Rassegna stampa

La guerra tra Fiere fa solo morti e feriti

C’era da immaginarlo che prima o poi la guerra sarebbe scoppiata. «Non siamo ambulanti che vendono piadine, noi organizzaziamo fiere». Eventi complessi che non possono tollerare a lungo sgambetti e cazzotti. Come quelli che Milano tira a Bologna.
Sì, perché organizzare il concorrente del Saie di Bologna a Milano chiamandolo Made, esattamente negli stessi giorni, non è proprio competizione leale.

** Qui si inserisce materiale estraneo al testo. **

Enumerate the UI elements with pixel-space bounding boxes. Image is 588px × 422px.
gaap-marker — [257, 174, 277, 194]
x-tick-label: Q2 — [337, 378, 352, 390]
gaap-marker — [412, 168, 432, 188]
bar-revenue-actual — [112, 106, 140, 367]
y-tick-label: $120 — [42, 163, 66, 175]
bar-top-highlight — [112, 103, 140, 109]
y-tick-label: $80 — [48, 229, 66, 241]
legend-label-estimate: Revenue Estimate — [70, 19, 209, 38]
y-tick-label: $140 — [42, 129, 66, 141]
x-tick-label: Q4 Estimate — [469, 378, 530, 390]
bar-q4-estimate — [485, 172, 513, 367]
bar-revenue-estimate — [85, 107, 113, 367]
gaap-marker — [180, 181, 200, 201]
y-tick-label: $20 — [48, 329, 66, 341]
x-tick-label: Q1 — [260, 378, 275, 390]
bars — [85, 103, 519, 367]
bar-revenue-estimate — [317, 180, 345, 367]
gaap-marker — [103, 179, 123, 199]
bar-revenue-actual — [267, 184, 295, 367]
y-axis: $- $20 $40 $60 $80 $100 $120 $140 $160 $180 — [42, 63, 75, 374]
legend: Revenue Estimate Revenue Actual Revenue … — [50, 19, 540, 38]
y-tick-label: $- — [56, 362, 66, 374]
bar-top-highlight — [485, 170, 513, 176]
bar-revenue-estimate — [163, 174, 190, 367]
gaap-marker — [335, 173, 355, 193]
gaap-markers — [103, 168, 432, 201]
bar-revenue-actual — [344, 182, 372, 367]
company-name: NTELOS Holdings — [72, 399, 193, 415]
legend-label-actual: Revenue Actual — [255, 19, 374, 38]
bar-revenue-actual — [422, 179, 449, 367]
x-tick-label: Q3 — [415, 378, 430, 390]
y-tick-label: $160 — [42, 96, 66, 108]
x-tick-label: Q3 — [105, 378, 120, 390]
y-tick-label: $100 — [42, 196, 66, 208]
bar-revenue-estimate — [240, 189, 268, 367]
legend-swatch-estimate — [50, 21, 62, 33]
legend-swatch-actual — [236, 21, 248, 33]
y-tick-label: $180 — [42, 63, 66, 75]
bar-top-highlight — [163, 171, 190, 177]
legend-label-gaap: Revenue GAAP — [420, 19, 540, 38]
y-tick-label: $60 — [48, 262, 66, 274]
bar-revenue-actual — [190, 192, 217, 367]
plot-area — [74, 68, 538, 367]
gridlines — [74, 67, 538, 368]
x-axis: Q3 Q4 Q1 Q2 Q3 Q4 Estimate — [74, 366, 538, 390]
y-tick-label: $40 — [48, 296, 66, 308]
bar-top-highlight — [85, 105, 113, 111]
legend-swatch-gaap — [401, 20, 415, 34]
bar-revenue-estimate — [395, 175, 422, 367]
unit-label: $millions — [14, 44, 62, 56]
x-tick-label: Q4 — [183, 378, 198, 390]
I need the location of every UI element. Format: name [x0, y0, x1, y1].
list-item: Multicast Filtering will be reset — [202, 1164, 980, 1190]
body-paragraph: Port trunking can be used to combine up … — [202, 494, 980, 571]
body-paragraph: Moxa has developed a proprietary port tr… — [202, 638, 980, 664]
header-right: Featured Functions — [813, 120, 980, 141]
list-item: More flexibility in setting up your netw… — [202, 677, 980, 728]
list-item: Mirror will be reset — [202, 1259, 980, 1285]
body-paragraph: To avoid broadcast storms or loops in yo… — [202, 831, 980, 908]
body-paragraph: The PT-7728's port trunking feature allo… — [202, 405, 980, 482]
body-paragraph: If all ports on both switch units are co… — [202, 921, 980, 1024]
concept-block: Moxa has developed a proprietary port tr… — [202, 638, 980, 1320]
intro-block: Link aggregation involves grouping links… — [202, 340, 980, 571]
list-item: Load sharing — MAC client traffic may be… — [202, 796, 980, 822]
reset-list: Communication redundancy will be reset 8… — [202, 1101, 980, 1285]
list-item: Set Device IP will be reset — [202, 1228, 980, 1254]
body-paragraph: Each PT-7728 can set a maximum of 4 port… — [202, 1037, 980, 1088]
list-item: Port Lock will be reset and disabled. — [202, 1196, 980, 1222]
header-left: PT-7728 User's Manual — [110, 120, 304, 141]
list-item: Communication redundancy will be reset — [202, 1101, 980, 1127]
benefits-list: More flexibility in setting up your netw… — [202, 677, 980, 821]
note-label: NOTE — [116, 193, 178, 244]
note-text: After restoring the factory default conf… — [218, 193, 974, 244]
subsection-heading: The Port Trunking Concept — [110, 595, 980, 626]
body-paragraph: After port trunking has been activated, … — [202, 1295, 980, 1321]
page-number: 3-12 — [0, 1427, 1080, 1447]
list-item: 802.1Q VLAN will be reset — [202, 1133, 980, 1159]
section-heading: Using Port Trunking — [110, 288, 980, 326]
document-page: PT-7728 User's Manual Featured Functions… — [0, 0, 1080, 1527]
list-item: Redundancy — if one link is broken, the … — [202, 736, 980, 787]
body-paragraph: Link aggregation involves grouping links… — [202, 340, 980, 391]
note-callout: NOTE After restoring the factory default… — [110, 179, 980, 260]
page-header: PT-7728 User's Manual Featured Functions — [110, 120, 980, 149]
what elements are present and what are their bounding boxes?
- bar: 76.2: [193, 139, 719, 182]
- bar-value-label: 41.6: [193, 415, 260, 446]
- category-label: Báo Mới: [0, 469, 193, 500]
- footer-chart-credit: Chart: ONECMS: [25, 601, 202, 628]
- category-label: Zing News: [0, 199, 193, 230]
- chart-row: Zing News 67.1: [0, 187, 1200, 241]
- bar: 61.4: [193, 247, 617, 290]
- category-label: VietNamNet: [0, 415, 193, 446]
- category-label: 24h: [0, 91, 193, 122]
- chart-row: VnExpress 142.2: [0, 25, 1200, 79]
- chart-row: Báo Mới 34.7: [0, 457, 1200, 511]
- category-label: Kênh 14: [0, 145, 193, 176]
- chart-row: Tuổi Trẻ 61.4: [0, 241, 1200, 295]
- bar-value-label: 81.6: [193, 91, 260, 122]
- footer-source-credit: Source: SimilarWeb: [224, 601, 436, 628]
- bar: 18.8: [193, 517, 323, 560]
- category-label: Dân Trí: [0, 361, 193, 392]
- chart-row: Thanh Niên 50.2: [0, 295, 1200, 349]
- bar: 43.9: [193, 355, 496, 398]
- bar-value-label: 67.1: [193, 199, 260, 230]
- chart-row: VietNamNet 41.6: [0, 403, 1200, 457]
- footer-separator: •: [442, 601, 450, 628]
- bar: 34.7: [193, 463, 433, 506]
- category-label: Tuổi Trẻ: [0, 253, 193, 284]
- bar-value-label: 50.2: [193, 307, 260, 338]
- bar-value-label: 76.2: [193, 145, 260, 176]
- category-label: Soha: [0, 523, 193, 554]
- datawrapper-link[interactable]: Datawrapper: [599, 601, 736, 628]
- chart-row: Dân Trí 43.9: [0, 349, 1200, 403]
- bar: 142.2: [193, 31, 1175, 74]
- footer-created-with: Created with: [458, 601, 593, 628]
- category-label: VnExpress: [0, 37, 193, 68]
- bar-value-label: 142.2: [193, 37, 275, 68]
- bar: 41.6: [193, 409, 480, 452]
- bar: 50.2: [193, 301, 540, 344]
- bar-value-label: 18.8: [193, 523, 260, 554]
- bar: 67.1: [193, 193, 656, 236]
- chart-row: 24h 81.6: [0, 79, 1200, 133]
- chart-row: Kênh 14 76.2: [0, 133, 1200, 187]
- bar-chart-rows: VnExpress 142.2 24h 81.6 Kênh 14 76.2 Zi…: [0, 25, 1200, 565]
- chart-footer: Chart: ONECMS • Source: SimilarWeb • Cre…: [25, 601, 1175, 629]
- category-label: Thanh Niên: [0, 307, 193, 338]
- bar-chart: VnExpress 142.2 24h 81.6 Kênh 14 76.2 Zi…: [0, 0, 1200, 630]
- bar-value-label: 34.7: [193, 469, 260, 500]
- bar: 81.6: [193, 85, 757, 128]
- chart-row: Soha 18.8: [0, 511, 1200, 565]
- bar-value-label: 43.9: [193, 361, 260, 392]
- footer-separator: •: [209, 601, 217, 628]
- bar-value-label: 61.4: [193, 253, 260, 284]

E il presidente della Fiera di Bologna non le manda a dire a Michele Perini, presidente della Fiera di Milano: «Si facciano l’Expo e non rompano le scatole agli altri». Anche il linguaggio di Campagnoli dimostra che la misura è colma, che il sistema nazionale non può reggere più una competizione fatta non sulle idee di nuovi e profittevoli saloni ma portando via, o copiando, i saloni l’uno all’altro. Con il rischio che la somma dei due eventi non faccia i risultati del primo. Insomma, sarebbe tempo di cambiare registri e fare, sostiene Campagnoli, fiere che «siano piattaforme al servizio della politica industriale e non soggetti commerciali in caccia di qualche metro quadrato». Se ci si concentra sul business si avvicina il momento dell’incontro tra le fiere di Rimini e Bologna: se sono rose fioriranno, ma la primavera dura da qualche anno e ormai il tempo stringe.